You know this film isn't half bad! For a dollar at the Shop Mart you can do a lot worse, though I doubt most people who glom onto it will really understand what they are seeing. This is essentially a later era Spaghetti Western made at a time when the form was becoming passé. To jazz them up Italian directors were making hybrid versions with Kung-Fu subplots, comedy shenanigans or in this case, plundering the writings of Jack London & moving the locations up into the Rockies (played here by the mountains of Sweden and still coming off well).
Crime thriller star Maurizio Merli is brought in as the indomitable prospector looking to avenge the murder of his former partner and finding himself saddled with the movie's requisite plucky young tyke, an obnoxious element thrown in the mix to appeal to the film's target audience of 8 - 12 year old boys. Sexy Gisela Hahn plays the saloon harlot with the heart of gold (necessary to keep the tag-along fathers interested) and the always enjoyable Henry Silva takes on the Jack Palance role of the crooked town crime boss who's schemes the hero interrupts. This one has the added twist of Merli adopting the identity of his murdered friend in a bid to get to the bottom of things, which of course requires lots of desperate walks through the snowy wilds, bar room fistfights, shootouts with the bad guys and displays of wintertime survival skills.
But the star of the film is of course the dog, arbitrarily called White Fang: There were about a dozen of these Jack London derived Doggy Adventure Snow Westerns cobbled together, and the real hero is a German Shepard unconvincingly cast as a white timber wolf who befriends our plucky young tyke, saving him and Merli's necks a bunch of time as he does clever and exciting things like bearing down snarling on secreted assassins, finding the key to the jail cell or fighting off the inevitable wolf attack that is also a vital if unfortunate element of the formula.
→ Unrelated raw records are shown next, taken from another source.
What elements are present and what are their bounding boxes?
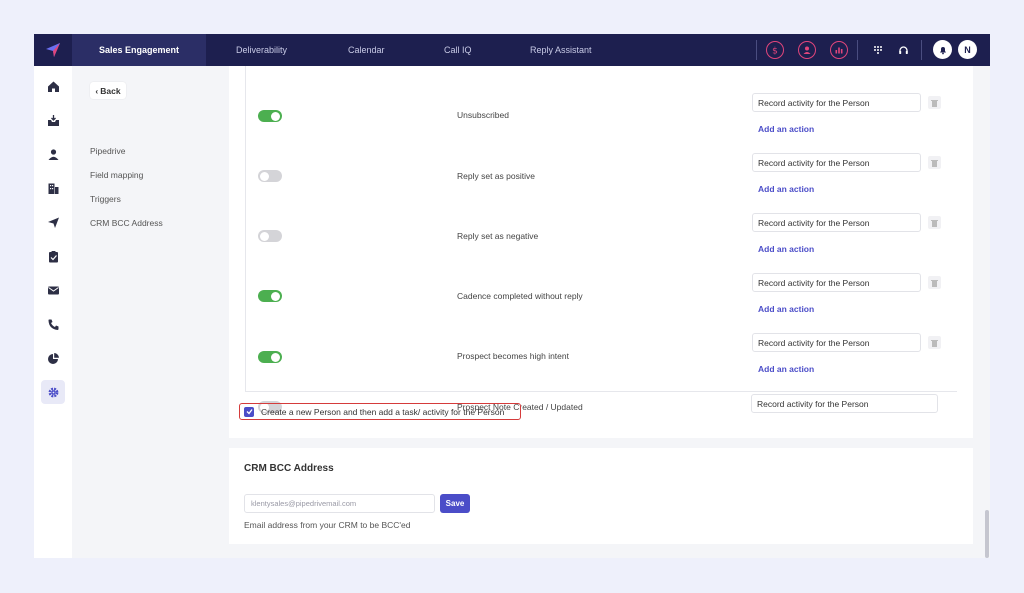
settings-subnav: ‹ Back Pipedrive Field mapping Triggers … [72,66,229,558]
accounts-icon[interactable] [41,176,65,200]
trigger-toggle-unsubscribed[interactable] [258,110,282,122]
save-button[interactable]: Save [440,494,470,513]
create-person-label: Create a new Person and then add a task/… [261,406,505,417]
nav-tab-sales-engagement[interactable]: Sales Engagement [72,34,206,66]
inbox-icon[interactable] [41,108,65,132]
nav-divider [857,40,858,60]
add-action-link[interactable]: Add an action [758,304,814,314]
trash-icon[interactable] [928,336,941,349]
nav-divider [756,40,757,60]
settings-gear-icon[interactable] [41,380,65,404]
trigger-action-select[interactable]: Record activity for the Person [752,153,921,172]
triggers-card: Unsubscribed Record activity for the Per… [229,66,973,438]
bcc-help-text: Email address from your CRM to be BCC'ed [244,520,411,530]
subnav-item-field-mapping[interactable]: Field mapping [90,170,143,180]
trigger-label: Prospect becomes high intent [457,351,569,361]
trigger-label: Unsubscribed [457,110,509,120]
dollar-icon[interactable]: $ [766,41,784,59]
triggers-list: Unsubscribed Record activity for the Per… [245,66,957,413]
add-action-link[interactable]: Add an action [758,364,814,374]
user-circle-icon[interactable] [798,41,816,59]
nav-divider [921,40,922,60]
logo-icon[interactable] [34,34,72,66]
nav-tab-call-iq[interactable]: Call IQ [444,34,472,66]
trigger-label: Reply set as negative [457,231,539,241]
phone-icon[interactable] [41,312,65,336]
svg-text:$: $ [772,47,778,56]
chevron-left-icon: ‹ [95,85,99,96]
add-action-link[interactable]: Add an action [758,244,814,254]
analytics-pie-icon[interactable] [41,346,65,370]
trigger-action-select[interactable]: Record activity for the Person [752,213,921,232]
scrollbar-thumb[interactable] [985,510,989,558]
contacts-icon[interactable] [41,142,65,166]
back-button[interactable]: ‹ Back [90,82,126,99]
crm-bcc-title: CRM BCC Address [244,463,334,474]
add-action-link[interactable]: Add an action [758,184,814,194]
subnav-item-pipedrive[interactable]: Pipedrive [90,146,125,156]
crm-bcc-card: CRM BCC Address klentysales@pipedrivemai… [229,448,973,544]
top-nav: Sales Engagement Deliverability Calendar… [34,34,990,66]
trigger-toggle-reply-negative[interactable] [258,230,282,242]
trigger-label: Reply set as positive [457,171,535,181]
icon-sidebar [34,66,72,558]
tasks-clipboard-icon[interactable] [41,244,65,268]
headset-icon[interactable] [894,41,912,59]
trash-icon[interactable] [928,156,941,169]
trigger-action-select[interactable]: Record activity for the Person [751,394,938,413]
create-person-option[interactable]: Create a new Person and then add a task/… [239,403,521,420]
nav-tab-deliverability[interactable]: Deliverability [236,34,287,66]
toggle-knob [271,111,280,121]
trigger-toggle-reply-positive[interactable] [258,170,282,182]
toggle-knob [260,231,269,241]
toggle-knob [271,291,280,301]
nav-tab-reply-assistant[interactable]: Reply Assistant [530,34,592,66]
trash-icon[interactable] [928,216,941,229]
app-window: Sales Engagement Deliverability Calendar… [34,34,990,558]
home-icon[interactable] [41,74,65,98]
create-person-checkbox[interactable] [244,406,254,417]
trigger-label: Cadence completed without reply [457,291,583,301]
subnav-item-crm-bcc-address[interactable]: CRM BCC Address [90,218,163,228]
bcc-email-input[interactable]: klentysales@pipedrivemail.com [244,494,435,513]
back-button-label: Back [100,85,121,96]
trash-icon[interactable] [928,276,941,289]
subnav-item-triggers[interactable]: Triggers [90,194,121,204]
trash-icon[interactable] [928,96,941,109]
dialpad-icon[interactable] [869,41,887,59]
user-avatar[interactable]: N [958,40,977,59]
trigger-action-select[interactable]: Record activity for the Person [752,333,921,352]
mail-icon[interactable] [41,278,65,302]
trigger-action-select[interactable]: Record activity for the Person [752,273,921,292]
toggle-knob [260,171,269,181]
toggle-knob [271,352,280,362]
send-icon[interactable] [41,210,65,234]
nav-tab-calendar[interactable]: Calendar [348,34,385,66]
trigger-toggle-cadence-completed[interactable] [258,290,282,302]
notifications-bell-icon[interactable] [933,40,952,59]
trigger-toggle-high-intent[interactable] [258,351,282,363]
reports-icon[interactable] [830,41,848,59]
add-action-link[interactable]: Add an action [758,124,814,134]
trigger-action-select[interactable]: Record activity for the Person [752,93,921,112]
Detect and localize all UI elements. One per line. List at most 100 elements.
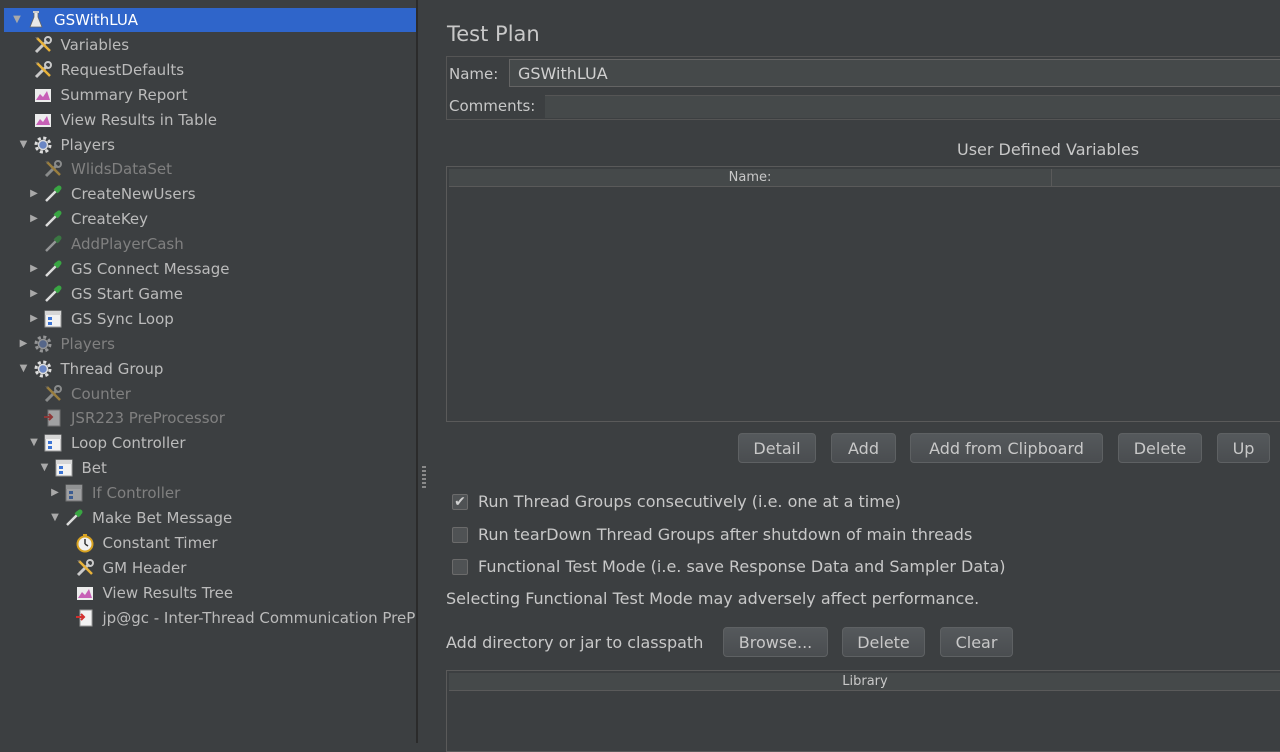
tree-node[interactable]: RequestDefaults	[0, 58, 416, 82]
tree-node-label: GM Header	[102, 558, 187, 577]
tree-node-label: jp@gc - Inter-Thread Communication PrePr…	[102, 608, 417, 627]
test-plan-icon	[26, 10, 46, 30]
tree-node-label: Thread Group	[60, 359, 164, 378]
add-from-clipboard-button[interactable]: Add from Clipboard	[910, 433, 1103, 463]
preprocessor-icon	[43, 408, 63, 428]
name-field[interactable]: GSWithLUA	[509, 59, 1280, 87]
splitter-handle[interactable]	[417, 0, 433, 743]
controller-icon	[43, 309, 63, 329]
expand-arrow-icon[interactable]: ▶	[29, 282, 39, 306]
functional-mode-checkbox[interactable]	[452, 559, 468, 575]
tree-node[interactable]: jp@gc - Inter-Thread Communication PrePr…	[0, 606, 416, 630]
tree-node-label: Counter	[71, 384, 131, 403]
tree-node-label: Loop Controller	[71, 434, 186, 453]
wrench-icon	[33, 35, 53, 55]
detail-button[interactable]: Detail	[738, 433, 816, 463]
pipette-icon	[43, 259, 63, 279]
tree-node-label: Make Bet Message	[92, 509, 233, 527]
tree-node[interactable]: WlidsDataSet	[0, 157, 416, 181]
udv-table[interactable]: Name:	[446, 166, 1280, 422]
comments-label: Comments:	[449, 97, 536, 115]
tree-node[interactable]: AddPlayerCash	[0, 232, 416, 256]
timer-icon	[75, 533, 95, 553]
tree-node[interactable]: ▼ Loop Controller	[0, 431, 416, 455]
controller-icon	[54, 458, 74, 478]
tree-node-label: View Results in Table	[60, 110, 218, 129]
tree-node[interactable]: Counter	[0, 382, 416, 406]
expand-arrow-icon[interactable]: ▶	[19, 332, 29, 356]
add-button[interactable]: Add	[831, 433, 896, 463]
name-label: Name:	[449, 65, 499, 83]
tree-node[interactable]: ▼ Bet	[0, 456, 416, 480]
up-button[interactable]: Up	[1217, 433, 1270, 463]
report-icon	[33, 85, 53, 105]
comments-field[interactable]	[545, 95, 1280, 118]
page-title: Test Plan	[447, 22, 540, 46]
tree-node-label: CreateKey	[71, 210, 149, 229]
tree-node-label: Bet	[81, 459, 107, 478]
tree-node[interactable]: ▶ GS Connect Message	[0, 257, 416, 281]
tree-node-label: WlidsDataSet	[71, 160, 172, 179]
tree-node[interactable]: View Results in Table	[0, 108, 416, 132]
library-table[interactable]: Library	[446, 670, 1280, 752]
clear-button[interactable]: Clear	[940, 627, 1013, 657]
delete-classpath-button[interactable]: Delete	[842, 627, 925, 657]
tree-node-label: Players	[60, 135, 116, 154]
tree-node[interactable]: ▼ Make Bet Message	[0, 506, 416, 530]
run-teardown-label: Run tearDown Thread Groups after shutdow…	[478, 525, 973, 544]
expand-arrow-icon[interactable]: ▶	[50, 481, 60, 505]
collapse-arrow-icon[interactable]: ▼	[29, 431, 39, 455]
tree-node[interactable]: ▶ If Controller	[0, 481, 416, 505]
tree-node[interactable]: View Results Tree	[0, 581, 416, 605]
delete-variable-button[interactable]: Delete	[1118, 433, 1202, 463]
tree-node[interactable]: ▶ GS Sync Loop	[0, 307, 416, 331]
tree-node[interactable]: JSR223 PreProcessor	[0, 406, 416, 430]
tree-node-label: GSWithLUA	[52, 8, 141, 32]
tree-node[interactable]: ▶ Players	[0, 332, 416, 356]
expand-arrow-icon[interactable]: ▶	[29, 207, 39, 231]
tree-node-label: Constant Timer	[102, 533, 218, 552]
expand-arrow-icon[interactable]: ▶	[29, 307, 39, 331]
expand-arrow-icon[interactable]: ▶	[29, 182, 39, 206]
functional-mode-label: Functional Test Mode (i.e. save Response…	[478, 557, 1006, 576]
run-consecutively-label: Run Thread Groups consecutively (i.e. on…	[478, 492, 901, 511]
tree-node-label: Players	[60, 334, 116, 353]
collapse-arrow-icon[interactable]: ▼	[50, 506, 60, 530]
expand-arrow-icon[interactable]: ▶	[29, 257, 39, 281]
run-teardown-checkbox[interactable]	[452, 527, 468, 543]
pipette-icon	[43, 284, 63, 304]
udv-column-name[interactable]: Name:	[449, 169, 1052, 186]
tree-node[interactable]: ▼ Players	[0, 133, 416, 157]
collapse-arrow-icon[interactable]: ▼	[12, 8, 22, 32]
run-consecutively-checkbox[interactable]: ✔	[452, 494, 468, 510]
library-column-header[interactable]: Library	[449, 673, 1280, 691]
collapse-arrow-icon[interactable]: ▼	[19, 133, 29, 157]
wrench-icon	[43, 384, 63, 404]
udv-table-header: Name:	[449, 169, 1280, 187]
gear-icon	[33, 135, 53, 155]
test-plan-tree[interactable]: ▼ GSWithLUA Variables RequestDefaults Summar…	[0, 0, 417, 743]
collapse-arrow-icon[interactable]: ▼	[19, 357, 29, 381]
tree-node[interactable]: ▶ GS Start Game	[0, 282, 416, 306]
tree-node-label: View Results Tree	[102, 583, 234, 602]
tree-node[interactable]: Summary Report	[0, 83, 416, 107]
tree-node[interactable]: ▶ CreateKey	[0, 207, 416, 231]
wrench-icon	[43, 159, 63, 179]
tree-node[interactable]: ▶ CreateNewUsers	[0, 182, 416, 206]
tree-node[interactable]: Variables	[0, 33, 416, 57]
preprocessor-icon	[75, 608, 95, 628]
pipette-icon	[43, 209, 63, 229]
functional-mode-warning: Selecting Functional Test Mode may adver…	[446, 589, 980, 608]
tree-node[interactable]: ▼ Thread Group	[0, 357, 416, 381]
tree-node[interactable]: GM Header	[0, 556, 416, 580]
controller-icon	[64, 483, 84, 503]
tree-node-label: AddPlayerCash	[71, 235, 184, 254]
tree-node[interactable]: ▼ GSWithLUA	[4, 8, 416, 32]
collapse-arrow-icon[interactable]: ▼	[40, 456, 50, 480]
tree-node-label: RequestDefaults	[60, 60, 185, 79]
tree-node-label: GS Sync Loop	[71, 309, 174, 328]
tree-node[interactable]: Constant Timer	[0, 531, 416, 555]
tree-node-label: Variables	[60, 35, 130, 54]
splitter-grip-icon	[422, 466, 426, 488]
browse-button[interactable]: Browse...	[723, 627, 828, 657]
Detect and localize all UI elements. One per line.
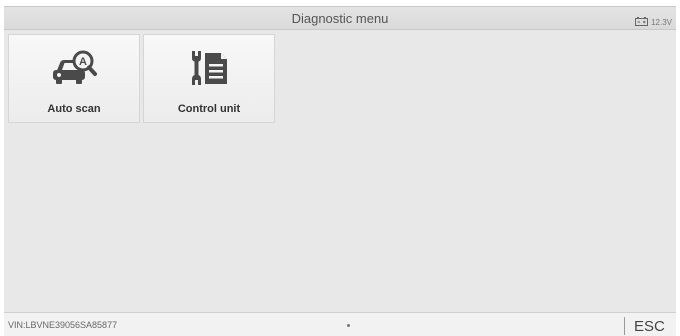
auto-scan-label: Auto scan: [47, 103, 101, 115]
battery-voltage: 12.3V: [651, 17, 672, 27]
page-indicator-dot: [347, 324, 350, 327]
menu-area: A Auto scan Control unit: [4, 30, 676, 312]
diagnostic-screen: Diagnostic menu 12.3V A Auto scan Contro…: [0, 0, 680, 336]
esc-button[interactable]: ESC: [634, 318, 665, 335]
auto-scan-button[interactable]: A Auto scan: [8, 34, 140, 123]
svg-text:A: A: [79, 56, 87, 68]
divider: [624, 317, 625, 335]
control-unit-label: Control unit: [177, 103, 241, 115]
status-bar: VIN:LBVNE39056SA85877 ESC: [4, 312, 676, 336]
page-title: Diagnostic menu: [291, 11, 389, 26]
vin-text: VIN:LBVNE39056SA85877: [8, 320, 118, 330]
wrench-document-icon: [144, 49, 274, 87]
battery-status: 12.3V: [635, 13, 672, 31]
car-auto-scan-icon: A: [9, 49, 139, 87]
control-unit-button[interactable]: Control unit: [143, 34, 275, 123]
battery-icon: [635, 13, 649, 31]
title-bar: Diagnostic menu 12.3V: [4, 6, 676, 30]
I say unfortunate because the animals were more or less coaxed to actually fight on camera and sensitive viewers might be concerned that the doggies were perhaps being exploited. Chances are they were, but for $1.00 per DVD nobody seems to care.
Then there's the bear. One of the more absurd subplots in this outing has the local shysters bring in a bear (which is substituting for the hired killer role of this were a standard issue oater) and White Fang has to contend with the beast on no less than two snarling, sprawling, overlong fight sequences that once again remind us that in 1974 nobody gave a damn about "animal rights". For a family film it's pretty fierce stuff and kids may want to know why the bear and the doggie are fighting when in all actuality they would probably have just avoided each other if they weren't thrown into a pen together by a bunch of thick-skulled Italians.
But those segments aside this is a very passable if somewhat violent movie that you can pretty much all watch together, and fans of genre cinema will be delighted by some of the familiar supporting cast faces like Renzo Palmer, Benito Steffanelli, Luciano Rossi and the insane Donald O'Brian. Written in part by Giovanni Simonelli with music by the always dependable Carlo Rustichelli and directed by Spaghetti Western legend Tonino Ricci, this is actually a film with some respectable talent on display and interesting low budget production design. What's going around is a full-frame English language printing on various public domain DVDs priced appropriately at about $1.00, and you can do a lot worse for that $1.00; I've already watched mine about six times, which is a pretty good cost to entertainment value ratio if I might say.